Bismuth subsalicylate reduces H2S
According to Dr. de Meirleir, a major cause
of ME/CFS is a high level of the chemical hydrogen sulfide (H2S). H2S can build up after
antibiotic use, salmonella infection, or too much mercury exposure. Treatment of subjects
with bismuth subsalicylate produced a >95% reduction in fecal H2S release. Conclusions:
The ability of bismuth subsalicylate to dramatically reduce H2S could provide a clinically
useful means of controlling fecal and/or flatus odor and of decreasing the putative
injurious effects of H2S on the colonic mucosa.
Manganese and H2S
I am also going to keep juicing my beets,
because not only do beets have small amounts of B12 in them, but they are also high in
manganese, which is another antidote to H2S.
Administration of charcoal, Yucca
schidigera, and zinc acetate to reduce malodorous flatulence in dogs
Total gas production and number and
frequency of flatulence episodes were unaffected by any of the agents.

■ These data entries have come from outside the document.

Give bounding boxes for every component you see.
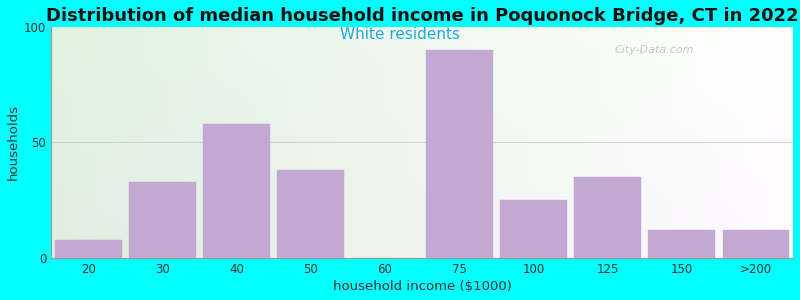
Bar bbox=[278, 170, 344, 258]
Text: White residents: White residents bbox=[340, 27, 460, 42]
Bar bbox=[648, 230, 715, 258]
Bar bbox=[129, 182, 196, 258]
Bar bbox=[55, 239, 122, 258]
Bar bbox=[426, 50, 493, 258]
Bar bbox=[574, 177, 641, 258]
Text: City-Data.com: City-Data.com bbox=[615, 45, 694, 55]
Bar bbox=[203, 124, 270, 258]
Bar bbox=[722, 230, 790, 258]
X-axis label: household income ($1000): household income ($1000) bbox=[333, 280, 511, 293]
Title: Distribution of median household income in Poquonock Bridge, CT in 2022: Distribution of median household income … bbox=[46, 7, 798, 25]
Bar bbox=[500, 200, 566, 258]
Y-axis label: households: households bbox=[7, 104, 20, 180]
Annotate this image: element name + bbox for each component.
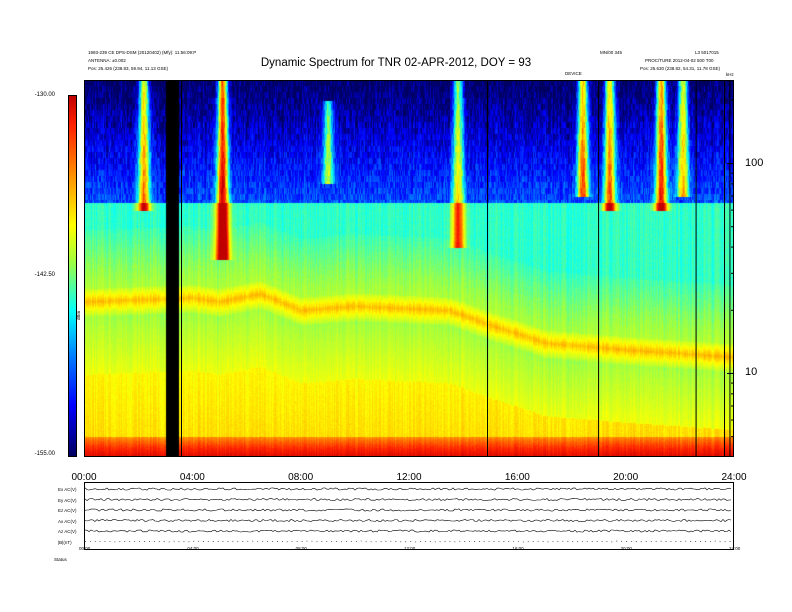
plot-frame: [84, 80, 734, 457]
colorbar: [68, 95, 77, 457]
subpanel-x-tick-label: 24:00: [729, 546, 741, 551]
x-tick-label: 24:00: [721, 472, 747, 483]
subpanel-row-label: |B|(nT): [58, 539, 72, 545]
spectrogram-canvas: [84, 80, 734, 457]
x-tick-label: 12:00: [396, 472, 422, 483]
subpanel-x-tick-label: 20:00: [620, 546, 632, 551]
x-tick-label: 16:00: [504, 472, 530, 483]
colorbar-tick-top: -130.00: [34, 92, 55, 98]
subpanel-x-tick-label: 16:00: [512, 546, 524, 551]
y-tick-label: 100: [745, 156, 764, 169]
x-tick-label: 00:00: [71, 472, 97, 483]
colorbar-tick-bottom: -155.00: [34, 451, 55, 457]
subpanel-row-label: Az AC(V): [58, 529, 77, 534]
header-info-right-4: Pos: 25.630 (238.82, 54.31, 11.78 GSE): [640, 66, 720, 71]
header-info-left-1: 1993-239 CE DPS-DSM (20120402) (Mfy): 11…: [88, 50, 197, 55]
subpanel-trace: [84, 529, 732, 533]
subpanel-timeseries: [84, 482, 734, 550]
colorbar-unit-label: dBm: [76, 310, 81, 320]
header-info-right-3: PROC/TURE 2012-04-02 500 T00: [645, 58, 714, 63]
subpanel-trace: [84, 508, 732, 512]
subpanel-x-tick-label: 08:00: [295, 546, 307, 551]
subpanel-trace: [84, 487, 732, 491]
subpanel-x-tick-label: 12:00: [404, 546, 416, 551]
subpanel-row-label: Ey AC(V): [58, 497, 77, 503]
marker-label: DEVICE: [565, 71, 582, 76]
chart-title: Dynamic Spectrum for TNR 02-APR-2012, DO…: [260, 57, 532, 69]
subpanel-trace: [84, 498, 732, 502]
header-info-left-2: ANTENNA: ±0.002: [88, 58, 126, 63]
header-info-right-1: MN/00 345: [600, 50, 623, 55]
subpanel-row-label: Ex AC(V): [58, 487, 77, 492]
corner-label: kHz: [726, 72, 734, 77]
x-tick-label: 08:00: [288, 472, 314, 483]
subpanel-frame: [84, 482, 734, 550]
subpanel-row-label: Ax AC(V): [58, 518, 77, 524]
subpanel-trace: [84, 518, 732, 522]
y-tick-label: 10: [745, 366, 758, 379]
header-info-left-3: Pos: 25.426 (238.83, 59.94, 11.13 GSE): [88, 66, 168, 71]
subpanel-trace: [84, 540, 732, 543]
subpanel-x-tick-label: 04:00: [187, 546, 199, 551]
x-tick-label: 04:00: [179, 472, 205, 483]
subpanel-x-tick-label: 00:00: [79, 546, 91, 551]
spectrogram-plot: [84, 80, 734, 457]
colorbar-tick-mid: -142.50: [34, 272, 55, 278]
x-tick-label: 20:00: [613, 472, 639, 483]
subpanel-row-label: Ez AC(V): [58, 508, 77, 513]
status-label: Status: [54, 557, 67, 562]
spectrogram-overlay: [84, 80, 734, 457]
header-info-right-2: L3 5017015: [695, 50, 719, 55]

Production of
hydrogen sulfide in vitro was significantly reduced by charcoal, Yucca schidigera, and
zinc acetate by 71, 38, and 58%, respectively, and was reduced by 86% by the combination
of the 3 agents. Consumption of the 3 agents was associated with a significant decrease
(86%) in the percentage of flatulence episodes with bad or unbearable odor and a
proportional increase in the percentage of episodes of no or only slightly noticeable
odor. CONCLUSIONS AND CLINICAL RELEVANCE: Results suggest that activated charcoal, Yucca
schidigera, and zinc acetate reduce malodor of flatus in dogs by altering the production
or availability of hydrogen sulfide in the large intestine.